R.I.P., William Asher director of I Love Lucy and Bewitched
Writer and director William Asher, most famous for his work as one of the founders of the cinematic grammar of the multi-camera sitcom on I Love Lucy, died Monday in Palm Desert, California. He was 90.
Asher took over the directing reins from Marc Daniel in the second season of I Love Lucy, then directed all but three episodes of the show’s second, third, and fourth seasons, including all of the series’ most famous arc, in which star Lucille Ball’s pregnancy was written into the show, the first time a pregnant woman had ever been depicted on television. Lucy wasn’t Asher’s first foray into television. He’d directed the pilot that became the popular Eve Arden series Our Miss Brooks, but when CBS had asked him to do so, he had asked what a television director did, according to this interview. Desi Arnaz was so impressed with Asher’s work that he brought him over to Lucy in its second season, and Asher would go on to direct 110 episodes. He left that series in its fifth season, but returned to finish out the sixth, after forays directing other series, often for Desilu.
Though Asher’s work on Lucy is likely the most famous, if only for the way that series defined much of what television would become, he worked in the medium well into the 1980s. After Lucy, perhaps his most famous work was on the series Bewitched, for which he won his sole Emmy award for direction.
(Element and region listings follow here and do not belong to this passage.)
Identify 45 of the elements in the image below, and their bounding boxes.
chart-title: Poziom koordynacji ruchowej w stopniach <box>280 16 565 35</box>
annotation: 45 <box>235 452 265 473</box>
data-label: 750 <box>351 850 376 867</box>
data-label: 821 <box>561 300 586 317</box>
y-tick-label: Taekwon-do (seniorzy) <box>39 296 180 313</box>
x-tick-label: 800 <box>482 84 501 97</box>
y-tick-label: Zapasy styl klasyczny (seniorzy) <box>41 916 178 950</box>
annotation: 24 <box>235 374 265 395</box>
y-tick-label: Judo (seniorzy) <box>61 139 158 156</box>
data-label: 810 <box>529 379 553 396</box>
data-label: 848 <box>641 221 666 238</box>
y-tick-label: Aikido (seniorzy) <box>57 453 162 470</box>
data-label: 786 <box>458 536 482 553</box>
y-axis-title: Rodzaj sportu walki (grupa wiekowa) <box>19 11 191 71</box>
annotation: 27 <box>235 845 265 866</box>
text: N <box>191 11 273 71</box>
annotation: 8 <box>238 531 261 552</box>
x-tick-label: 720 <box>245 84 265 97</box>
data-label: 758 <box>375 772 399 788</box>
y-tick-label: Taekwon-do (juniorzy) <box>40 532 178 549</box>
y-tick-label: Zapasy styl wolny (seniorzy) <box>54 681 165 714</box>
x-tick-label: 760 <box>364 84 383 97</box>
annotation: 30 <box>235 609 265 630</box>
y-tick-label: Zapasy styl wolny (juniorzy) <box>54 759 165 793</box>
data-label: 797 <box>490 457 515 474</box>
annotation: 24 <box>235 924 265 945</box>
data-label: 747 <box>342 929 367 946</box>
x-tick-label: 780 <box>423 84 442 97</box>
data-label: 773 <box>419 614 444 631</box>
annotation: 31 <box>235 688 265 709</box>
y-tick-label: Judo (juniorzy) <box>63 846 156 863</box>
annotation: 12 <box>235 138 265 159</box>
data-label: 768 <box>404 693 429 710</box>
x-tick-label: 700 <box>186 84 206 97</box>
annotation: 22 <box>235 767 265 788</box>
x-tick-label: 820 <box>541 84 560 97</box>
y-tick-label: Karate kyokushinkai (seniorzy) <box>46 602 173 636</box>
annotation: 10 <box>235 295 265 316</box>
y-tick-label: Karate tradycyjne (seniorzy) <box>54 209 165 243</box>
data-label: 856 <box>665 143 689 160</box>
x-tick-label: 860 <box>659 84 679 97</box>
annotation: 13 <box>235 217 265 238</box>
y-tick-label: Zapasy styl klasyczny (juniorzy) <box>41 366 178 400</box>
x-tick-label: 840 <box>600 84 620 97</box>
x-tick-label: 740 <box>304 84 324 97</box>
Asher married the star of that series, Elizabeth Montgomery, in 1963, a year before it began airing. His visual stamp was vital to the show, which explored the shifting roles of women in the United States and expressed some of the uneasiness men had with the changing times. Asher directed multiple episodes of all eight seasons of Bewitched, and he and Montgomery’s marriage ended one year after the series itself ended. (In all, Asher was married four times, marrying his widow, Meredith Coffin, in 1996.)
Other classic sitcoms Asher contributed to included The Danny Thomas Show (another series he contributed much of the visual stamp for, as he directed the first 10 episodes), Alice, The Patty Duke Show, and Gidget. He also dabbled in directing TV dramas, including episodes of The Twilight Zone, The Dukes Of Hazzard, and Marcus Welby, M.D. His work in television often involved translating characters that had been successful in other media into the television format, and he worked on several radio series that were adapted to TV, most notably Our Miss Brooks and Fibber McGee And Molly.
Asher also directed several films. His “big break” came on the low-budget 1948 film Leather Gloves, and he spent much of the 1960s alternating his work on Bewitched with the filming of low-budget beach blanket comedies, including Muscle Beach Party, Bikini Beach, and Beach Blanket Bingo. These films—many of which starred former Mouseketeer Annette Funicello—were light, frothy programmers, designed to appeal to teens who were either living through long summer months or longed for them. Many were surprisingly successful, and they briefly invented a new genre, to which directors occasionally pay homage to this day.
Yet it’s Asher’s television work that most resonates. Despite how groundbreaking his work on Lucy was, he struggled with the transition from the goofier gimmick sitcoms of the 1960s to the more realistic sitcoms of the 1970s and ‘80s. He briefly worked for the MTM sitcom factory on The Paul Lynde Show (one of that studio’s most famous flops), before returning to the more familiar territory of movies adapted into sitcoms. His last significant work as a sitcom director came on the twin adaptation series Private Benjamin and Harper Valley, but the style he’d established and perfected in TV’s first two decades was giving way to a looser, less-stagebound style pioneered by directors like James Burrows. That style took the innovations Asher and his contemporaries had come up with and pushed it in more cinematic directions, leaving less and less room for the early directorial pioneers. Asher’s last series credit is a 1985 episode of Crazy Like A Fox. He directed two TV sitcom reunion movies—for I Dream Of Jeannie and Green Acres—and then retired in 1991, the business having less and less room for those of his generation.
Asher’s death marks the passing of one of the last significant figures of the original generation of television personalities and creative staff who had still been alive. In particular, he was one of the few remaining people living with any connection to Lucy. (Only Bob Schiller, who wrote for the series’ final two seasons, remains alive from the series’ central brain trust.) Yet his contributions to the medium live on, even if they’ve evolved further and further away from the style he helped pioneer. Asher was one of the fathers of TV direction, and without him, the medium might have stayed hopelessly theatrical. He—and his Lucy contributors—were among the first to consider the best ways to blend the theatrical with the cinematic, and that tiny choice created reverberations that continue to this day.